FH UNAS Bahas Pemilukada Dalam Perspektif Pancasila

Jakarta [UNAS] – Pemilihan Kepala Daerah langsung beberapa waktu yang lalu sempat menuai kontroversi. Tapi nyatanya dalam pelaksanaannya berjalan cukup baik dan tertib. Walaupun begitu, pemilihan tidak langsung oleh DPR dan langsung oleh rakyat masih menjadi kontroversi.

Untuk itu Fakultas Hukum (FH) Universitas Nasional (UNAS) mengangkat tema ‘Pemilukada Dalam Perspektif Demokrasi Pancasila’ dalam Seminar Nasional pada hari Kamis, (19/5). Seminar ini mengundang narasumber secara berimbang diantaranya Maruarar Sirait, SIP (Anggota Komisi XI DPR-RI) Dr. Margarito Kamis dan Dr. La Ode Ida.

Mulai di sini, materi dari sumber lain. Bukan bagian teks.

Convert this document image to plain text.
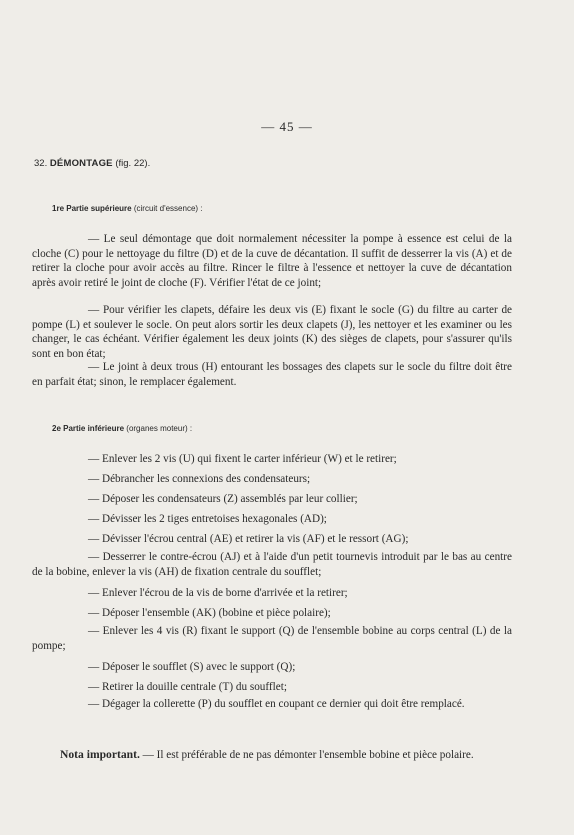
— 45 —
32. DÉMONTAGE (fig. 22).
1re Partie supérieure (circuit d'essence) :
— Le seul démontage que doit normalement nécessiter la pompe à essence est celui de la cloche (C) pour le nettoyage du filtre (D) et de la cuve de décantation. Il suffit de desserrer la vis (A) et de retirer la cloche pour avoir accès au filtre. Rincer le filtre à l'essence et nettoyer la cuve de décantation après avoir retiré le joint de cloche (F). Vérifier l'état de ce joint;
— Pour vérifier les clapets, défaire les deux vis (E) fixant le socle (G) du filtre au carter de pompe (L) et soulever le socle. On peut alors sortir les deux clapets (J), les nettoyer et les examiner ou les changer, le cas échéant. Vérifier également les deux joints (K) des sièges de clapets, pour s'assurer qu'ils sont en bon état;
— Le joint à deux trous (H) entourant les bossages des clapets sur le socle du filtre doit être en parfait état; sinon, le remplacer également.
2e Partie inférieure (organes moteur) :
— Enlever les 2 vis (U) qui fixent le carter inférieur (W) et le retirer;
— Débrancher les connexions des condensateurs;
— Déposer les condensateurs (Z) assemblés par leur collier;
— Dévisser les 2 tiges entretoises hexagonales (AD);
— Dévisser l'écrou central (AE) et retirer la vis (AF) et le ressort (AG);
— Desserrer le contre-écrou (AJ) et à l'aide d'un petit tournevis introduit par le bas au centre de la bobine, enlever la vis (AH) de fixation centrale du soufflet;
— Enlever l'écrou de la vis de borne d'arrivée et la retirer;
— Déposer l'ensemble (AK) (bobine et pièce polaire);
— Enlever les 4 vis (R) fixant le support (Q) de l'ensemble bobine au corps central (L) de la pompe;
— Déposer le soufflet (S) avec le support (Q);
— Retirer la douille centrale (T) du soufflet;
— Dégager la collerette (P) du soufflet en coupant ce dernier qui doit être remplacé.
Nota important. — Il est préférable de ne pas démonter l'ensemble bobine et pièce polaire.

Dekan Fakultas Hukum Dr. Ismail Rumadan, S.Ag., M.H. mengungkapkan bahwa banyak cerita tentang carut marutnya pelaksanaan pilkada. Menurutnya hal ini disebabkan karena proses demokrasi yang berlangsung tidak berlandaskan pancasila. “Pancasila yang menjadi landasan demokrasi Indonesia harus dipahami. Semoga melalui seminar ini ada jawaban mengenai pilkada yang menjadi pertanyaan kita selama ini dan bisa kita tindak lanjuti secara konkrit,” ujarnya.

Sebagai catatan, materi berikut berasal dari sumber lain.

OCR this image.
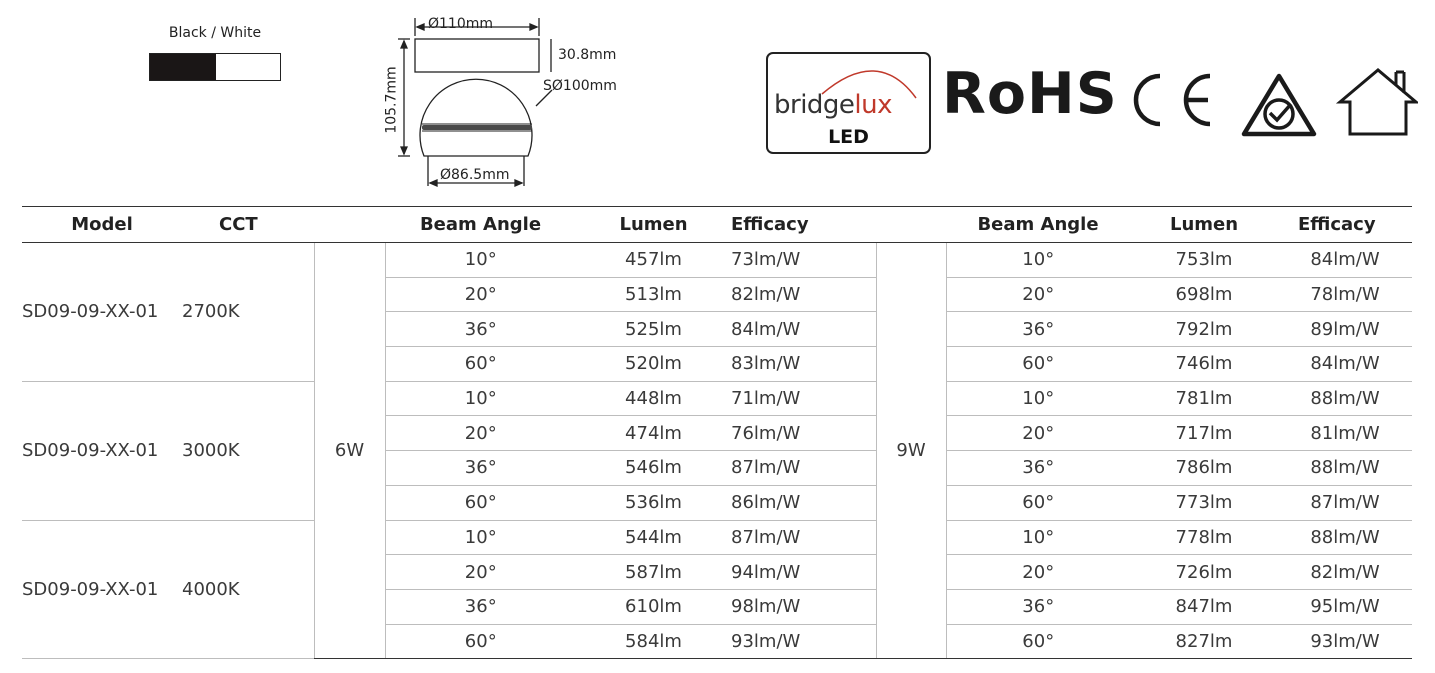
Black / White
Ø110mm
30.8mm
SØ100mm
105.7mm
Ø86.5mm
bridgelux
LED
RoHS
Model	CCT		Beam Angle	Lumen	Efficacy		Beam Angle	Lumen	Efficacy
SD09-09-XX-01	2700K	6W	10°	457lm	73lm/W	9W	10°	753lm	84lm/W
			20°	513lm	82lm/W		20°	698lm	78lm/W
			36°	525lm	84lm/W		36°	792lm	89lm/W
			60°	520lm	83lm/W		60°	746lm	84lm/W
SD09-09-XX-01	3000K		10°	448lm	71lm/W		10°	781lm	88lm/W
			20°	474lm	76lm/W		20°	717lm	81lm/W
			36°	546lm	87lm/W		36°	786lm	88lm/W
			60°	536lm	86lm/W		60°	773lm	87lm/W
SD09-09-XX-01	4000K		10°	544lm	87lm/W		10°	778lm	88lm/W
			20°	587lm	94lm/W		20°	726lm	82lm/W
			36°	610lm	98lm/W		36°	847lm	95lm/W
			60°	584lm	93lm/W		60°	827lm	93lm/W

Margarito Kamis mengungkapkan bahwa dengan pemilihan langsung banyak ketidak adilan yang terjadi. Suara rakyat dengan mudah bisa dibeli oleh partai politik. Ia juga mengatakan bahwa sangat tidak masuk akal saat memilih kepala daerah justru menimbulkan situasi antagonis. “Masuk akalkah pemilihan yg merupakan cara kita untuk memilih jabatan malah melahirkan situasi antagonis. Persaingan suatu kelompok dengan kelompok lain. Kalau Demokrasi Pancasila itu jujur,” ujarnya.

Sedangkan Maruarar Sirait sebagai Anggota Komisi XI DPR-RI dan politisi PDI Perjuangan justru memilih memotivasi para mahasiswa untuk mewujudkan apa yang mereka perjuangkan saat ini. Walaupun begitu, ia mengungkapkan bahwa tokoh-tokoh saat ini perlu regenerasi, dan regenerasi tersebut berasal dari para mahasiswa.

Ia mengungkapkan secara garis besar tokoh-tokoh masyarakat secara garis besar ada dua. Pertama adalah tokoh intelektual dan kedua adalah tokoh agama. “Bangsa kita perlu tokoh yang berpengaruh seperti itu. Berawal dari kampus adik-adik akan merasakannya di masa mendatang,” ungkap Maruarar Sirait.

“Saya menghargai orang-orang yang memperjuangkan haknya, menghargai orang yang berdemo, orang yang berjuang diluar sistem. Tapi percayalah adik-adik berjuang dalam sistem seperti di DPR itu sebenarnya tidak kalah mudahnya,” lanjutnya.